La langue qui nous habite...
La langue qui nous habite...calligraphie encres de chine et gouache de Odile Pierron

mardi 12 mars 2013

Atelier d'écriture du 11 mars 2013

On écrit toujours à partir d'un 2 novembre, jour des morts, car qui ne sait que l'on porte toujours son cadavre avec soi, tel un mort vivant qui s'ignore, dans l'immense cimetière de ce bas-monde.

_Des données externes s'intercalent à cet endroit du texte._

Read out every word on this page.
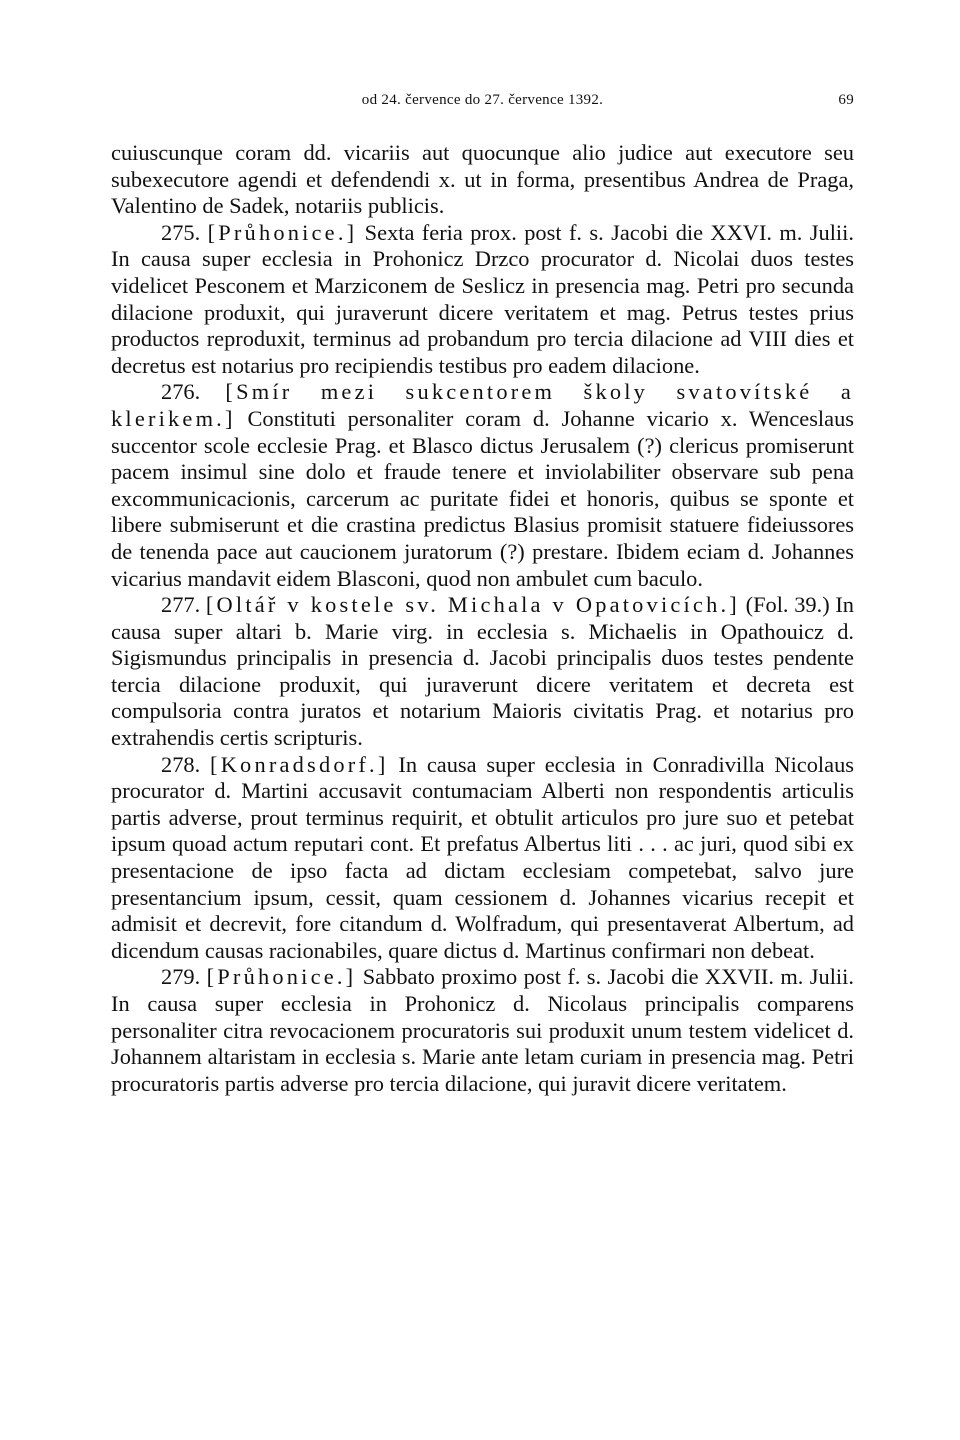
od 24. července do 27. července 1392.	69

cuiuscunque coram dd. vicariis aut quocunque alio judice aut executore seu subexecutore agendi et defendendi x. ut in forma, presentibus Andrea de Praga, Valentino de Sadek, notariis publicis.

275. [Průhonice.] Sexta feria prox. post f. s. Jacobi die XXVI. m. Julii. In causa super ecclesia in Prohonicz Drzco procurator d. Nicolai duos testes videlicet Pesconem et Marziconem de Seslicz in presencia mag. Petri pro secunda dilacione produxit, qui juraverunt dicere veritatem et mag. Petrus testes prius productos reproduxit, terminus ad probandum pro tercia dilacione ad VIII dies et decretus est notarius pro recipiendis testibus pro eadem dilacione.

276. [Smír mezi sukcentorem školy svatovítské a klerikem.] Constituti personaliter coram d. Johanne vicario x. Wenceslaus succentor scole ecclesie Prag. et Blasco dictus Jerusalem (?) clericus promiserunt pacem insimul sine dolo et fraude tenere et inviolabiliter observare sub pena excommunicacionis, carcerum ac puritate fidei et honoris, quibus se sponte et libere submiserunt et die crastina predictus Blasius promisit statuere fideiussores de tenenda pace aut caucionem juratorum (?) prestare. Ibidem eciam d. Johannes vicarius mandavit eidem Blasconi, quod non ambulet cum baculo.

277. [Oltář v kostele sv. Michala v Opatovicích.] (Fol. 39.) In causa super altari b. Marie virg. in ecclesia s. Michaelis in Opathouicz d. Sigismundus principalis in presencia d. Jacobi principalis duos testes pendente tercia dilacione produxit, qui juraverunt dicere veritatem et decreta est compulsoria contra juratos et notarium Maioris civitatis Prag. et notarius pro extrahendis certis scripturis.

278. [Konradsdorf.] In causa super ecclesia in Conradivilla Nicolaus procurator d. Martini accusavit contumaciam Alberti non respondentis articulis partis adverse, prout terminus requirit, et obtulit articulos pro jure suo et petebat ipsum quoad actum reputari cont. Et prefatus Albertus liti . . . ac juri, quod sibi ex presentacione de ipso facta ad dictam ecclesiam competebat, salvo jure presentancium ipsum, cessit, quam cessionem d. Johannes vicarius recepit et admisit et decrevit, fore citandum d. Wolfradum, qui presentaverat Albertum, ad dicendum causas racionabiles, quare dictus d. Martinus confirmari non debeat.

279. [Průhonice.] Sabbato proximo post f. s. Jacobi die XXVII. m. Julii. In causa super ecclesia in Prohonicz d. Nicolaus principalis comparens personaliter citra revocacionem procuratoris sui produxit unum testem videlicet d. Johannem altaristam in ecclesia s. Marie ante letam curiam in presencia mag. Petri procuratoris partis adverse pro tercia dilacione, qui juravit dicere veritatem.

La mort y nourrit la vie en permanence, et la vie se nourrit de la mort : de la forêt qui tire sa substance de la litière des feuilles en décomposition, aux animaux et aux hommes qui ingurgitent de la matière vivante, toute vie y est autophage.
Oui, on écrit toujours à partir d'un 2 novembre, dans le cimetière de cet univers, marqué par l'interdépendance, où règne l'impermanence, dans l'insubstantielle vacuité d'un réel qui se dérobe sans cesse, laissant les êtres sensibles, faibles roseaux toujours tourmentés par tous les vents cinglants du destin, être accablés par l'inachevé et l'angoisse existentielle. On écrit toujours à partir de ce que l'on est et d'où l'on est : être mortel dans un monde mortel, aspirant à dépasser sa condition limitée, à se trouver en soi.
Louis


On écrit toujours  à partir d'un 20 août 1968. C'est une soirée comme les autres. Il fait très chaud. Les gens sortent. Il y en a d'autres, qui, montés à leurs villages, se sont couchés depuis longtemps. On les appelle les ignorants. Ignorants jusqu'au matin. Le bruit les fait sortir de chez eux. Un bruit méconnu qui deviendra pourtant bientôt familier. Trop familier. Trop constant. Le bruit des chars russes. Ils sont là pour nous imposer leurs lois par la force. Cette force nous limite dans nos gestes, dans nos pensées. Ces chars-là, ce jour-là, sont venus pour nous protéger, disaient leurs conducteurs. Mais nous protéger contre nous-mêmes. La protection a duré plus de vingt ans.